Sunday, November 27, 2011

old school

When the electrical power failed at 5:30 this morning I'd already been up for half an hour, so I was dressed and had coffee. Things could be worse.

I had forgotten how undependable the local electric company on this side of the water is, although I recalled the outrageous cost of their crappy service. I've been spoiled for the last two years, living in Seattle, where our socialist municipal government provides ridiculously dependable electricity (they've got multiple backup systems) very cheaply.

But since a resourceful young man like myself can find a silver lining in every dark overcast, as I sit here freezing in total darkness I'm scheming on ways to live without electricity, either on an emergency basis or all the time, once I return to permanently residing on the Olympic Peninsula (OlyPen),

My mother grew up in a powerless and unplumbed home less than a century ago.
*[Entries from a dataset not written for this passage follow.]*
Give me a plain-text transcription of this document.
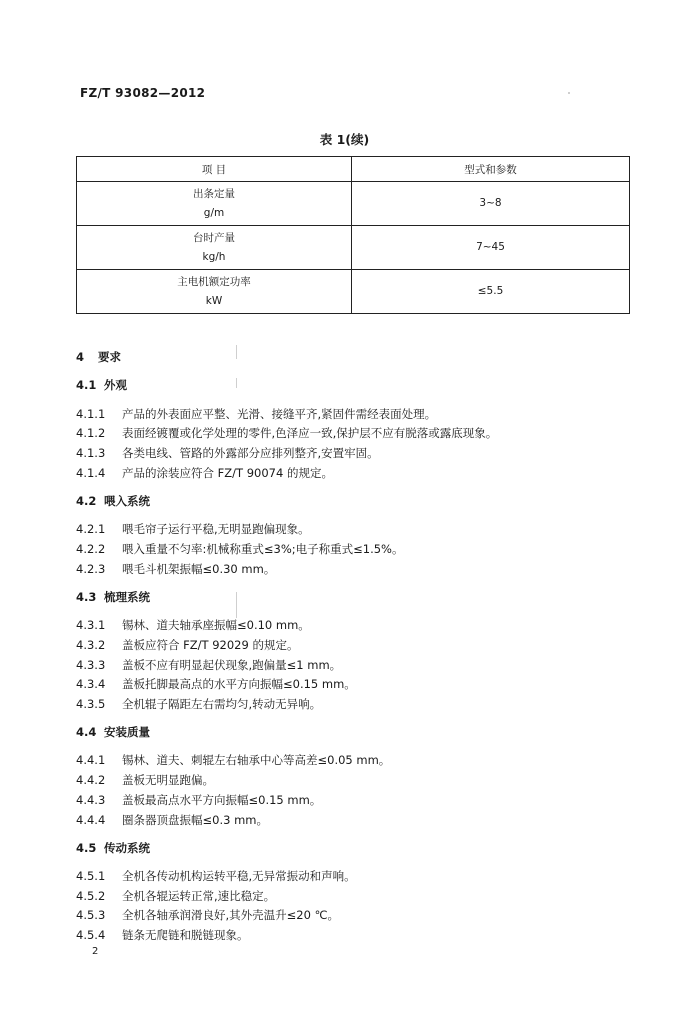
FZ/T 93082—2012
表 1(续)
项 目	型式和参数

出条定量
g/m	3~8

台时产量
kg/h	7~45

主电机额定功率
kW	≤5.5
4 要求
4.1 外观
4.1.1 产品的外表面应平整、光滑、接缝平齐,紧固件需经表面处理。
4.1.2 表面经镀覆或化学处理的零件,色泽应一致,保护层不应有脱落或露底现象。
4.1.3 各类电线、管路的外露部分应排列整齐,安置牢固。
4.1.4 产品的涂装应符合 FZ/T 90074 的规定。
4.2 喂入系统
4.2.1 喂毛帘子运行平稳,无明显跑偏现象。
4.2.2 喂入重量不匀率:机械称重式≤3%;电子称重式≤1.5%。
4.2.3 喂毛斗机架振幅≤0.30 mm。
4.3 梳理系统
4.3.1 锡林、道夫轴承座振幅≤0.10 mm。
4.3.2 盖板应符合 FZ/T 92029 的规定。
4.3.3 盖板不应有明显起伏现象,跑偏量≤1 mm。
4.3.4 盖板托脚最高点的水平方向振幅≤0.15 mm。
4.3.5 全机辊子隔距左右需均匀,转动无异响。
4.4 安装质量
4.4.1 锡林、道夫、刺辊左右轴承中心等高差≤0.05 mm。
4.4.2 盖板无明显跑偏。
4.4.3 盖板最高点水平方向振幅≤0.15 mm。
4.4.4 圈条器顶盘振幅≤0.3 mm。
4.5 传动系统
4.5.1 全机各传动机构运转平稳,无异常振动和声响。
4.5.2 全机各辊运转正常,速比稳定。
4.5.3 全机各轴承润滑良好,其外壳温升≤20 ℃。
4.5.4 链条无爬链和脱链现象。
2
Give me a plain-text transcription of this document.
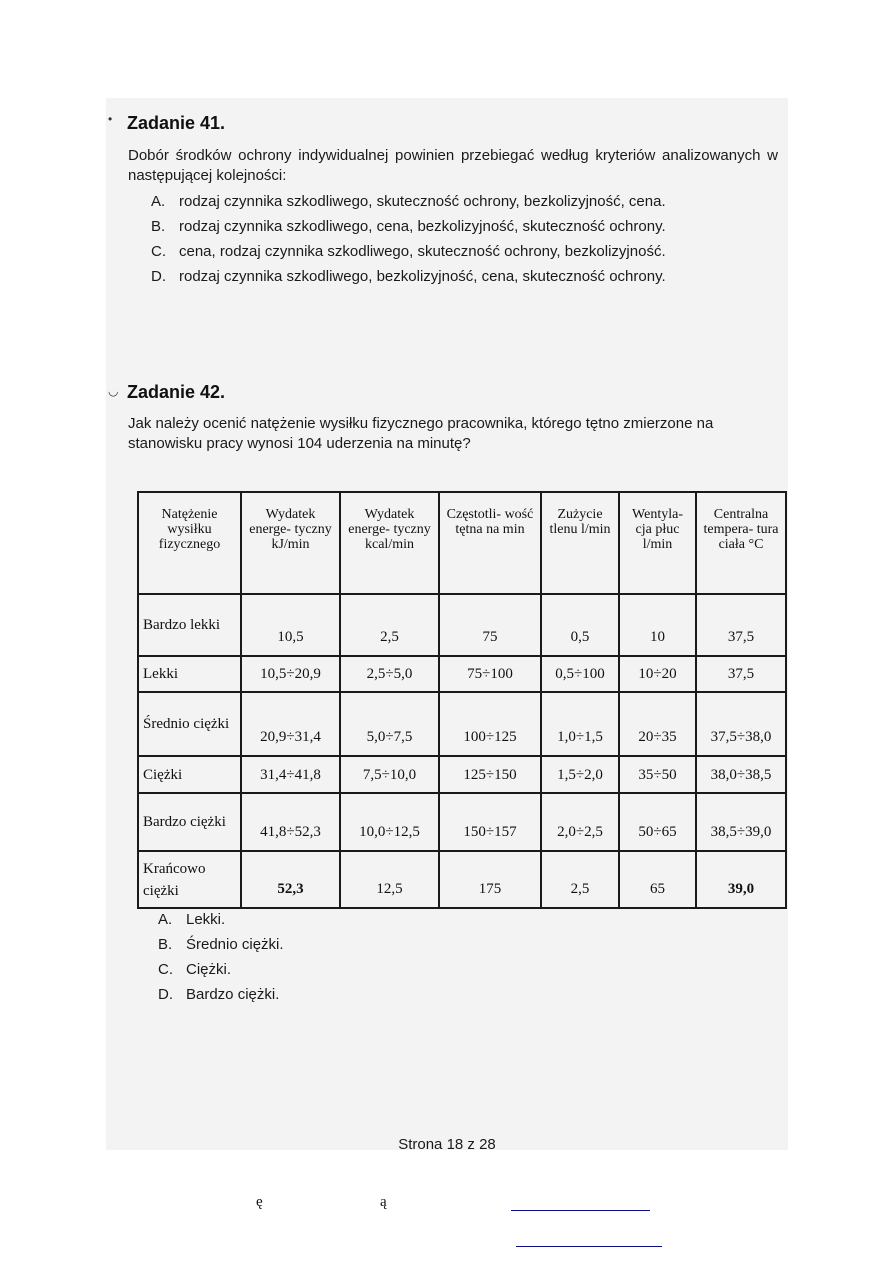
• Zadanie 41.
Dobór środków ochrony indywidualnej powinien przebiegać według kryteriów analizowanych w następującej kolejności:
A. rodzaj czynnika szkodliwego, skuteczność ochrony, bezkolizyjność, cena.
B. rodzaj czynnika szkodliwego, cena, bezkolizyjność, skuteczność ochrony.
C. cena, rodzaj czynnika szkodliwego, skuteczność ochrony, bezkolizyjność.
D. rodzaj czynnika szkodliwego, bezkolizyjność, cena, skuteczność ochrony.
◡ Zadanie 42.
Jak należy ocenić natężenie wysiłku fizycznego pracownika, którego tętno zmierzone na stanowisku pracy wynosi 104 uderzenia na minutę?
Natężenie wysiłku fizycznego	Wydatek energe- tyczny kJ/min	Wydatek energe- tyczny kcal/min	Częstotli- wość tętna na min	Zużycie tlenu l/min	Wentyla- cja płuc l/min	Centralna tempera- tura ciała °C
Bardzo lekki	10,5	2,5	75	0,5	10	37,5
Lekki	10,5÷20,9	2,5÷5,0	75÷100	0,5÷100	10÷20	37,5
Średnio ciężki	20,9÷31,4	5,0÷7,5	100÷125	1,0÷1,5	20÷35	37,5÷38,0
Ciężki	31,4÷41,8	7,5÷10,0	125÷150	1,5÷2,0	35÷50	38,0÷38,5
Bardzo ciężki	41,8÷52,3	10,0÷12,5	150÷157	2,0÷2,5	50÷65	38,5÷39,0
Krańcowo ciężki	52,3	12,5	175	2,5	65	39,0
A. Lekki.
B. Średnio ciężki.
C. Ciężki.
D. Bardzo ciężki.
Strona 18 z 28
ę	ą
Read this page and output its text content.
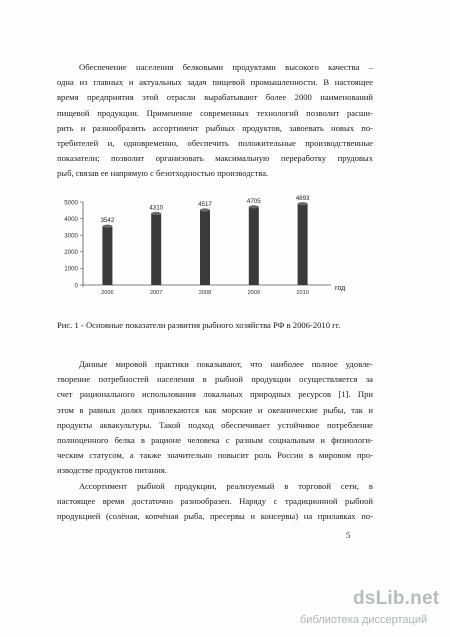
Обеспечение населения белковыми продуктами высокого качества –
одна из главных и актуальных задач пищевой промышленности. В настоящее
время предприятия этой отрасли вырабатывают более 2000 наименований
пищевой продукции. Применение современных технологий позволит расши-
рить и разнообразить ассортимент рыбных продуктов, завоевать новых по-
требителей и, одновременно, обеспечить положительные производственные
показатели; позволит организовать максимальную переработку прудовых
рыб, связав ее напрямую с безотходностью производства.
0
1000
2000
3000
4000
5000
3542
2006
4310
2007
4517
2008
4705
2009
4893
2010
год
Рис. 1 - Основные показатели развития рыбного хозяйства РФ в 2006-2010 гг.
Данные мировой практики показывают, что наиболее полное удовле-
творение потребностей населения в рыбной продукции осуществляется за
счет рационального использования локальных природных ресурсов [1]. При
этом в равных долях привлекаются как морские и океанические рыбы, так и
продукты аквакультуры. Такой подход обеспечивает устойчивое потребление
полноценного белка в рационе человека с разным социальным и физиологи-
ческим статусом, а также значительно повысит роль России в мировом про-
изводстве продуктов питания.
Ассортимент рыбной продукции, реализуемый в торговой сети, в
настоящее время достаточно разнообразен. Наряду с традиционной рыбной
продукцией (солёная, копчёная рыба, пресервы и консервы) на прилавках по-
5
dsLib.net
библиотека диссертаций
Kerosene lamps provided light after nightfall, and grandpa carried water from the pump in the yard for grandma to heat up on the wood stove for cooking and washing. The family even had the luxury of entertainment -- a battery-operated radio squatted bulkily in their parlor, but only one person at a time could listen on the headphones, as the early units had no speakers.

A propane heater or wood-pellet stove will heat a house or apartment more efficiently than electric forced-air central heating, and a two-ring propane camp stove will serve any cooking needs that don't require an oven. I'll have to consult Friedrich Nietszche's "The Will to Power" to fill in more details of my boycott of the totally inadequate Puget Power Company.

As central government ceases functioning and revenue-starved state governments wither along with local services of every kind, we will be increasingly thrown back on our own resources and resourcefulness. Dealing with these harsh facts of life will go a lot more smoothly if the transition is planned rather than improvised.